J’étais passionnée de foot, j’ai toujours eu envie d’être acteur du jeu. Quand je jouais, j’étais numéro 10, dans la distribution du ballon. Avec la volonté de laisser les joueurs s’exprimer au maximum. J’ai toujours voulu être un facilitateur du jeu. Quand je jouais, il y avait très peu de perspectives dans le foot féminin : je jouais dans mon club au premier ou deuxième niveau fédéral, et pour aller voir plus haut, il fallait plus d’investissement. Notamment au PSG, que j’ai failli rejoindre, il fallait faire une demi-heure de voiture trois fois par semaine aller-retour. Il n’y avait pas autant de clubs ou de sections féminines dans de plus en plus de villes qu’aujourd’hui. Il y a 20 ans, il y avait un club féminin toutes les 30-45 min de voiture. D’une certaine façon, l’arbitrage m’a permis de m’émanciper.
Dans votre carrière, vous avez arbitré les plus grands événements masculins et féminins : est-ce qu’on arbitre de la même façon les joueuses que les joueurs ? Le haut niveau commence à être plutôt identique. Après, ce sont des jeux complètement différents, des tactiques totalement différentes. Il y a un jeu plus ouvert et plus axé vers l’avant chez les filles, tandis que chez les garçons, c’est plus tactique, plus préparé. Chez les filles, on sent cette envie permanente de marquer, tandis que chez les garçons, c’est plutôt de ne pas prendre de but. Au niveau des comportements en revanche, c’est la même chose : les joueuses sont des compétitrices et quand on ne prend pas les bonnes décisions, elles sont aussi contestataires que les garçons.
Quand vous êtes sur le terrain, à proximité des plus grands joueuses et joueurs du monde, est-ce vous avez déjà été impressionnée footballistiquement parlant ? Pas par une joueuse ou un joueur en particulier. Je dirais que c’est l’expression collective de certaines équipes qui m’intéressent. Il y a pas longtemps, chez les filles, le Manchester City-FC Barcelone que j’ai arbitré était très impressionnant en matière de technique de jeu. Au niveau de la vitesse d’exécution, la lecture du jeu, d’avoir toujours un coup d’avance. C’était très intéressant à arbitrer.

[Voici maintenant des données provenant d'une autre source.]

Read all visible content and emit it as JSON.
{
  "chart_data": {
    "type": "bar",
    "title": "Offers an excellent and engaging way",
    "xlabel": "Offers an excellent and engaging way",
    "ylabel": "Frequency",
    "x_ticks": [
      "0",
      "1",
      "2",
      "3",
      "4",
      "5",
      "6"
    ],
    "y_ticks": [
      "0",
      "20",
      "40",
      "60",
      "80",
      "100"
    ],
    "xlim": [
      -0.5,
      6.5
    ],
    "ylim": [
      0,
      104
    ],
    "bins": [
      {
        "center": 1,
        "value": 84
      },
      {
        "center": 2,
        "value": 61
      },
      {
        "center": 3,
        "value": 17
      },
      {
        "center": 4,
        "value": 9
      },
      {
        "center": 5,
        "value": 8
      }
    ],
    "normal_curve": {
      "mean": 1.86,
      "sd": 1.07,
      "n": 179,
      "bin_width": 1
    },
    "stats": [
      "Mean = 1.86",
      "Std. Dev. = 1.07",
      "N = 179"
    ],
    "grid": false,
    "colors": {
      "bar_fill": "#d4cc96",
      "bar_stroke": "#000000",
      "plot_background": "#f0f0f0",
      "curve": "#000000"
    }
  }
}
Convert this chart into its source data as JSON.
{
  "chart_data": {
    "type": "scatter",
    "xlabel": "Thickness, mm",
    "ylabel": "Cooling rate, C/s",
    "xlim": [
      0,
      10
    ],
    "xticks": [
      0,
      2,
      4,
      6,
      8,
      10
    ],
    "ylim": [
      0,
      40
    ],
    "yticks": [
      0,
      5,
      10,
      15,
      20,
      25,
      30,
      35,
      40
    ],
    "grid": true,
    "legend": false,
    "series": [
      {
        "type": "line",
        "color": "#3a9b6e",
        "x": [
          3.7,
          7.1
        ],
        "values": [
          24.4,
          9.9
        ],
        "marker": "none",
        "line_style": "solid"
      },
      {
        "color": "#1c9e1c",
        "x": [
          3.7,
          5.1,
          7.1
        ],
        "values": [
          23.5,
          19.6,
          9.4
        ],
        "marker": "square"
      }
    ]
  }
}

Ce serait quoi le moment le plus insolite de votre carrière ?
Si on reste sur la partie sexiste et misogyne, je me rappelle un match en championnat régional où quand je suis arrivée au stade, on m’a demandé qui j’étais. Lorsque j’ai répondu que j’étais l’arbitre centrale du jour, mon interlocuteur m’a dit : « On ne peut pas faire pire qu’une femme. » Ce qu’il y a de mieux à faire dans ces moments-là ? Ne pas répondre.